Suppose that for all $n\in\mathbb{N},$ $(a_{m,n})_m$ is a sequence of positive real numbers such that $$\sum_{m=0}^\infty a_{m,n}=C<\infty,$$ and that $(a_{m})_m$ is another sequence of positive real numbers such that $$\sum_{m=0}^\infty a_{m}=C.$$
Suppose also that for all $m\in\mathbb{N}$, $a_{m,n}\to a_m.$ Is it true that
$$\sum_{m=0}^\infty a_{m,n}e^{itm}\to\sum_{m=0}^\infty a_{m}e^{itm},$$ for all $t\in\mathbb{R}?$
On
Yes, the result holds. Sketch: In fact as $n\to \infty,$
$$\tag 1 \sum_{m=1}^{\infty}|a_{mn}-a_m| \to 0,$$
which implies the result.
Elementary approach: To prove $(1),$ start with this: Given $\epsilon>0,$ there exists $M$ such that $\sum_{m=1}^{M}a_m >C-\epsilon;$ argue that therefore $\sum_{m=1}^{M}a_{mn} >C-2\epsilon$ for large $n.$
Measure theory approach: Suppose $f_1,f_2,\dots \in L^1$ and $f_n \to f$ a.e. If $\int |f_n|\to \int |f|,$ then $\int|f_n-f| \to 0.$ This result is well known and has appeared on MSE a zillion times; it involves a slightly clever use of Fatou's lemma. In your problem we would be working in $l^1(\mathbb N).$
If you add another constraint: $a_{m,n}\le a_m$ for sufficiently large $m,n$, then the limit you hypothesized is true.

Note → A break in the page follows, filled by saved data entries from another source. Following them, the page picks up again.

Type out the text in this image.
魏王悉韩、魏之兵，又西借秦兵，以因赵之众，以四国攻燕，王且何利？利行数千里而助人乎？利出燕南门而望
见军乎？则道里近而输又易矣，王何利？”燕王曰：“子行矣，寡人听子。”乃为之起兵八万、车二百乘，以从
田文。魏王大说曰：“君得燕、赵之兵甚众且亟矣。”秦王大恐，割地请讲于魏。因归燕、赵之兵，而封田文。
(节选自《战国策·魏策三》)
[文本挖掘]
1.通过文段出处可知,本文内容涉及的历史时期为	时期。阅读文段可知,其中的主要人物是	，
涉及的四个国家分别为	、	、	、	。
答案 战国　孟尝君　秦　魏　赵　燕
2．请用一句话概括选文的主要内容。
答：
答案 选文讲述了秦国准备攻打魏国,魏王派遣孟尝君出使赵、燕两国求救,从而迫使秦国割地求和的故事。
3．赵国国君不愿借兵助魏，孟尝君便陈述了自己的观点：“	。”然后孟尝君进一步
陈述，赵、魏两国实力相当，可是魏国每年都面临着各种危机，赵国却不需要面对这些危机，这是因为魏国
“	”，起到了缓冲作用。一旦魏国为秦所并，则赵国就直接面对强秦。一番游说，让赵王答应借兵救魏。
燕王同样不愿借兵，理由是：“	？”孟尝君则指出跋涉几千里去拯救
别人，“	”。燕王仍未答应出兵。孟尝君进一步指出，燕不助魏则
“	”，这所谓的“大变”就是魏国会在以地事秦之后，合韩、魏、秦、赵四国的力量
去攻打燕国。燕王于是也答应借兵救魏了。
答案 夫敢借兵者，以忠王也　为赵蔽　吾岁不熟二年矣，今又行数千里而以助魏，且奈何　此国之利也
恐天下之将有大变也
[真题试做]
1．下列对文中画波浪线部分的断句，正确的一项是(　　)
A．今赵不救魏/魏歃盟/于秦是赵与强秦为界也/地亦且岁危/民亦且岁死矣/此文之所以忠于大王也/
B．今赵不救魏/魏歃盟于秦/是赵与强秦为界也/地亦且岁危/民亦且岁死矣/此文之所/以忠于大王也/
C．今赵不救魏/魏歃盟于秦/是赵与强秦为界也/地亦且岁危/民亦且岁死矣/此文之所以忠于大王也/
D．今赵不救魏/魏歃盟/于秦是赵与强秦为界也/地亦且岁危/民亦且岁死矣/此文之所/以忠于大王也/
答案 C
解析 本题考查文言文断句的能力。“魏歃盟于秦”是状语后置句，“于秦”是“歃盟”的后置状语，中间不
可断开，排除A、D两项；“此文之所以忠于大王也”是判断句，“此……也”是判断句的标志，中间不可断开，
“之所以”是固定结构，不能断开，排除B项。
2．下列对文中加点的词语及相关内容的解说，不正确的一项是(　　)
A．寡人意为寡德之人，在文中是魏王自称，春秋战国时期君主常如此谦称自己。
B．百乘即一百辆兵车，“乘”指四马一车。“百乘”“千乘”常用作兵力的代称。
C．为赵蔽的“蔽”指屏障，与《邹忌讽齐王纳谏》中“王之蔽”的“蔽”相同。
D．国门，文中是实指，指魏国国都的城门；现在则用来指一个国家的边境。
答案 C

Let us assume $\lim_{n\to\infty}a_{m,n}=a_m$.
Then, $$\begin{align} \lim_n\sum^\infty_{m=0}a_{m,n}e^{itm} &=\lim_n\int a_{m,n}e^{itm}d\mu \qquad{(1)}\\ &=\int \lim_n a_{m,n}e^{itm}d\mu \qquad{(2)}\\ &=\int a_m e^{itm} d\mu \\ &=\sum^\infty_{m=0}a_m e^{itm} \end{align}$$
$(1):$ writing a sum as a Lebesgue integral with respect to the counting measure on $\mathbb N$.
$(2):$ exchanging limit and integration as permitted by dominated convergence theorem, since $|a_{m,n}e^{itm}|\le a_m$ and $\int a_m d\mu$ comverges.